From the facts found by the county court in this case, it appears, that Azariah Meeker, being indebted to the plaintiff, by two promissory notes, in the sum of one hundred and fifty dollars, exclusive of interest, in consideration thereof, executed to him a certain deed, purporting to convey to the plaintiff a certain tract of land, situated in the town of Reading, which should be sufficient to pay those notes, on the appraisal of two disinterested men to be thereafter chosen and appointed. The quantity of land was not given. The boundaries were designated upon three sides; and upon the fourth side, the land was to extend so far as should be sufficient to pay the sums due on those two notes. The debtor soon afterwards died, and nothing further was done by the parties, during his life-time, relating to the appraisal, or the appointment of the appraisers. The plaintiff brought his suit against the widow and heirs of Azariah Meeker, praying the court to ascertain the quantity of land necessary to pay those notes, and set off the same to him in payment. Upon these facts, the county court dismissed the plaintiff’s bill; and the case is now brought before us for a revision of that decision.
It is not necessary for us to inquire, whether under any circumstances, such an agreement could not be specifically enforced:—as if, for example, the plaintiff, after the delivery of the deed to him, had taken possession of the land,—made great and substantial improvements,—and erected a dwelling-house and other buildings thereon,—the grantor standing by, and making no objections. In such a case, a refusal to fulfil the agreement, might be attended with great and irreparable injury to the plaintiff. Even relief in such a case, by a specific execution of the agreement, would be a great exercise of power, by a court of chancery, for which, it would be somewhat difficult to find a precedent.
But no such circumstances are presented in this case. It is not even alleged in the bill, that the plaintiff has ever taken any possession of the lands described in the deed. No ap*408praisal has ever been made, and no appraisers designated. The plaintiff still retains his notes, and has exhibited them as a claim against the estate of the deceased. No reason, is shown, why payment of these notes in money would not be as beneficial to the plaintiff, as payment in land, at the appraisal of men. Indeed, the very contract is for the payment of these notes.
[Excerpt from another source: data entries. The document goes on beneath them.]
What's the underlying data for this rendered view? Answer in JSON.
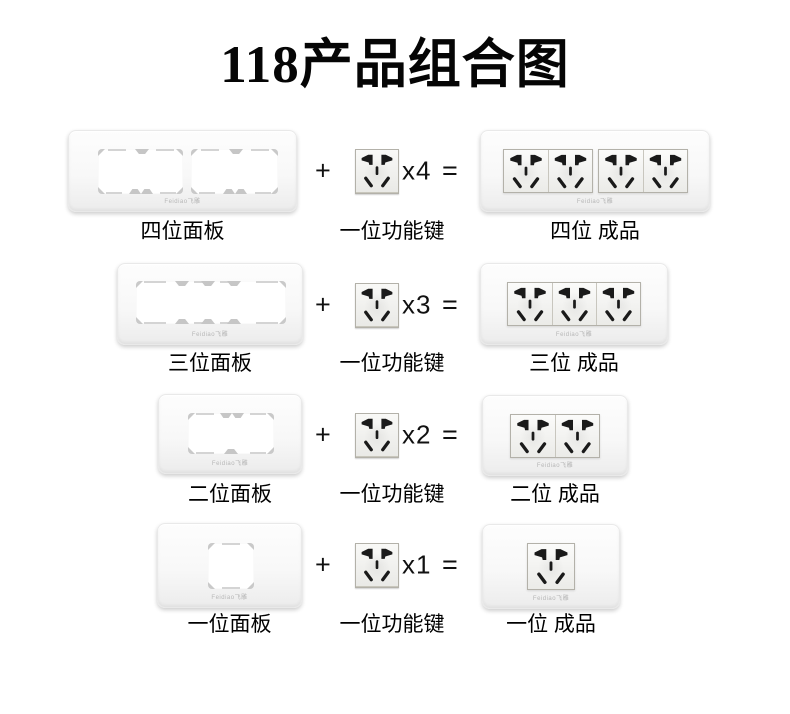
{
  "title": "118产品组合图",
  "brand_mark": "Feidiao飞雕",
  "operators": {
    "plus": "+",
    "equals": "="
  },
  "rows": [
    {
      "panel_label": "四位面板",
      "module_label": "一位功能键",
      "multiplier": "x4",
      "product_label": "四位 成品"
    },
    {
      "panel_label": "三位面板",
      "module_label": "一位功能键",
      "multiplier": "x3",
      "product_label": "三位 成品"
    },
    {
      "panel_label": "二位面板",
      "module_label": "一位功能键",
      "multiplier": "x2",
      "product_label": "二位 成品"
    },
    {
      "panel_label": "一位面板",
      "module_label": "一位功能键",
      "multiplier": "x1",
      "product_label": "一位 成品"
    }
  ],
  "colors": {
    "background": "#ffffff",
    "text": "#000000",
    "socket_hole": "#1a1a1a",
    "panel_face": "#f8f8f8",
    "cutout_mark": "#c6c6c6",
    "socket_border": "#b3b1a9"
  },
  "icons": [
    {
      "name": "socket-five-hole-icon",
      "meaning": "Chinese 5-hole power socket face (2-pin top, 3-pin bottom)"
    }
  ]
}
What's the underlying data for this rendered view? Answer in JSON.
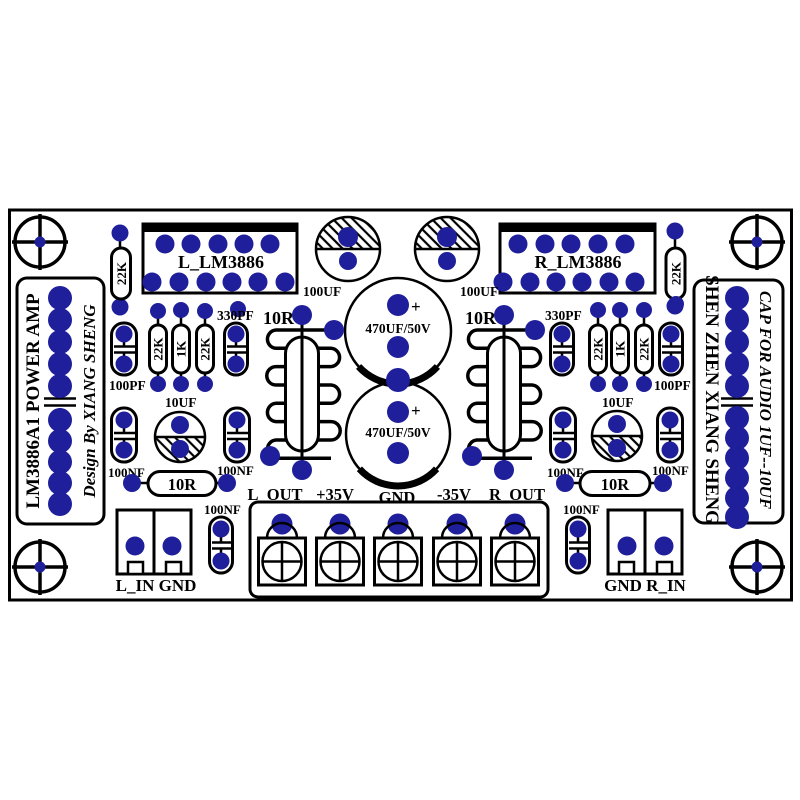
{
  "colors": {
    "pad": "#1f1f9b",
    "line": "#000000",
    "bg": "#ffffff"
  },
  "side_left": {
    "line1": "LM3886A1 POWER AMP",
    "line2": "Design By XIANG SHENG"
  },
  "side_right": {
    "line1": "SHEN ZHEN XIANG SHENG",
    "line2": "CAP FOR AUDIO 1UF--10UF"
  },
  "ics": {
    "left": "L_LM3886",
    "right": "R_LM3886"
  },
  "labels": {
    "r22k": "22K",
    "r1k": "1K",
    "r10r": "10R",
    "c100uf": "100UF",
    "c470uf": "470UF/50V",
    "plus": "+",
    "c330pf": "330PF",
    "c100pf": "100PF",
    "c100nf": "100NF",
    "c10uf": "10UF"
  },
  "terminals": [
    "L_OUT",
    "+35V",
    "GND",
    "-35V",
    "R_OUT"
  ],
  "inputs": {
    "left": "L_IN GND",
    "right": "GND R_IN"
  }
}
The specific execution of a contract, is not a matter of right. The application for that purpose, is addressed to the discretion of the court, not indeed to be exercised in an arbitrary or capricious manner, but in conformity with the established rules of equity. A court will not interfere in this manner, unless the legal remedy is inadequate or defective. And what is there in this case showing that payment of the notes in money, will not be an adequate remedy?
There are indeed cases where agreements to sell at a valuation, have been enforced. Ordinarily, however, a court of chancery will not interfere to enforce specifically an agreement to refer a matter to arbitration. And even where an agreement has been made to sell at the appraisal of a third person, and the appraisal has been made, a court of chancery is very cautious in enforcing the specific execution of the contract. Emery v. Wase, 5 Ves. 846. 849.
Here, no valuation has been made, and no persons designated to make it. The contract provides, that it shall be made by disinterested men, to be thereafter chosen and appointed. To compel these defendants to execute this contract according to the terms of it, and agree with the plaintiff in the appointment of appraisers, would be an exceedingly inconvenient exercise of power, for which no precedent can be shown.
To depart from the terms of the contract and ascertain the value of the land and the quantity necessary for the payment of the debt, in a manner different from that agreed upon by the parties, and in effect to change their contract, would require a very strong case on the part of the plaintiff. We do not say, that, under any circumstances, it may not be done; but we are satisfied, that the case presented does not justify this very extraordinary exercise of power. If parties will voluntarily enter into such loose and imperfect contracts, they must seek their redress for a violation of them, in the ordina*409ry course of law, unless in cases where great injustice would be done, without relief in chancery.
We think the county court did not err, in dismissing the plaintiff’s suit.
In this opinion the other Judges concurred.Decree to be affirmed.